The significance of CYP11A1 expression in skin physiology and pathology

Abstract

CYP11A1, a member of the cytochrome P450 family, plays several key roles in the human body. It catalyzes the first and rate-limiting step in steroidogenesis, converting cholesterol to pregnenolone. Aside from the classical steroidogenic tissues such as the adrenals, gonads and placenta, CYP11A1 has also been found in the brain, gastrointestinal tract, immune systems, and finally the skin. CYP11A1 activity in the skin is regulated predominately by StAR protein and hence cholesterol levels in the mitochondria. However, UVB, UVC, CRH, ACTH, cAMP, and cytokines IL-1, IL-6 and TNFα can also regulate its expression and activity. Indeed, CYP11A1 plays several critical roles in the skin through its initiation of local steroidogenesis and specific metabolism of vitamin D, lumisterol, and 7-dehydrocholesterol. Products of these pathways regulate the protective barrier and skin immune functions in a context-dependent fashion through interactions with a number of receptors. Disturbances in CYP11A1 activity can lead to skin pathology.

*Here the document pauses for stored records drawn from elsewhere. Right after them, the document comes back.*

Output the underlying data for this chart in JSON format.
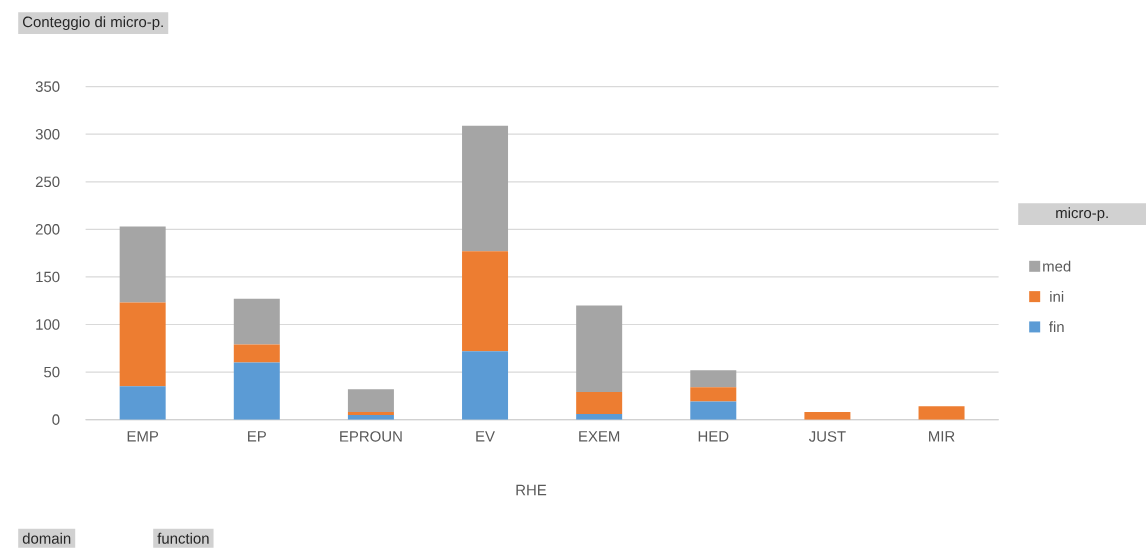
{
  "chart_data": {
    "type": "bar",
    "stacked": true,
    "title": "Conteggio di micro-p.",
    "xlabel": "RHE",
    "legend_title": "micro-p.",
    "categories": [
      "EMP",
      "EP",
      "EPROUN",
      "EV",
      "EXEM",
      "HED",
      "JUST",
      "MIR"
    ],
    "series": [
      {
        "name": "fin",
        "color": "#5b9bd5",
        "values": [
          35,
          60,
          5,
          72,
          6,
          19,
          0,
          0
        ]
      },
      {
        "name": "ini",
        "color": "#ed7d31",
        "values": [
          88,
          19,
          3,
          105,
          23,
          15,
          8,
          14
        ]
      },
      {
        "name": "med",
        "color": "#a5a5a5",
        "values": [
          80,
          48,
          24,
          132,
          91,
          18,
          0,
          0
        ]
      }
    ],
    "ylim": [
      0,
      350
    ],
    "yticks": [
      0,
      50,
      100,
      150,
      200,
      250,
      300,
      350
    ],
    "grid": "y",
    "legend": "right",
    "annotations": [
      "domain",
      "function"
    ]
  }
}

Keywords: CYP11A1; Corticosteroid biosynthesis; Hypothalamo-pituitaryadrenal axis; Lumisterol; Neuroendocrine functions of the skin; Secosteroids; Skin; Skin barrier function; Skin immune activity; Steroids.

Figure 1.

CYP11A1 activities in the skin. A. CYP11A1 receives electrons form its redox partners to cleave the side chain of cholesterol producing pregnenolone which is converted to other steroids by cell/tissue specific pathways. B. CYP11A1 can act on endogenous sterols and secosteroids in the skin. The major products from cholesterol and 7DHC have their side chain removed whereas little cleavage of the side chain occurs for lumisterol and no cleavage occurs for vitamin D3. Major products from each substrate are shown in bold font. The stereochemistry of products is shown, where known. 7DHC, 7-dehydrocholesterol; lumisterol, lumisterol3. More details on these reactions can be found in (Slominski et al., 2015a; 2020a; Tuckey et al., 2011; Tuckey et al., 2019).

Figure 2.

Immunofluorescent staining of CYP11A1 (P450scc) in skin with and without UV treatment. A shows the human skin and the levels of CYP11A1 and its regulators CRH (corticotropin releasing hormone), PC1 (proconvertase-1), ACTH (adrenocorticotropic), B-END (β-endorphin), and GR (glucocorticoid receptor) after treatment with UVA, UVB, and UVC. Image taken from (Skobowiat et al., 2011) with permission from the publisher. B shows the CYP11A1 levels in the skin of C57BL6 mice and DBA/2J mice before and after treatment with UVB. Image taken from (Skobowiat et al., 2013a) with permission from the publisher.

Figure 3.

Production of cortisol in human skin cells. A. Corticotropin-releasing hormone (CRH) were shown to stimulate proopiomelanocortin (POMC) in melanocytes in a time dependent manner. The top graph shows CRH stimulating mRNA production of POMC. The white bar shows negative control while the black bar shows treatment with CRH. The bottom graph shows CRH stimulating ACTH production in a concentration dependent manner after 24 hours of treatment. B. Melanocytes were shown to produce cortisol. The top graph shows liquid chromatography-mass spectrometry (LC/MS) of cortisol control vs melanocyte extract. Notice that both of them have a peak of [M+H]+ at mass to charge ratio of 363 with retention time at 11 minutes. The last two graphs come from mass spectrometry fragmentation analysis and shows similarities between melanocytes extract (middle graph) and cortisol standard (bottom graph). C. CRH was shown to promote cortisol production in melanocytes in POMC and CRH-R1 dependent manner. D. Fibroblasts were shown to produce cortisol. The top graph shows liquid chromatography-mass spectrometry (LC/MS) of cortisol standard vs fibroblasts extract. Notice that both of them have a peak of [M+H]+ at mass to charge ratio of 363 with retention time at 11 minutes. The last two graphs come from mass spectrometry fragmentation analysis and shows similarities between fibroblast containing media (middle graph) and cortisol standard (bottom graph). Panels A, B, and C were taken with permission from the following article (Slominski at al. 2005c) and panel D was taken with permission from the publisher (Slominski et al., 2006b).

Figure 4.

Summary of the two-edged role that CYP11A1-derived compounds play in the human skin.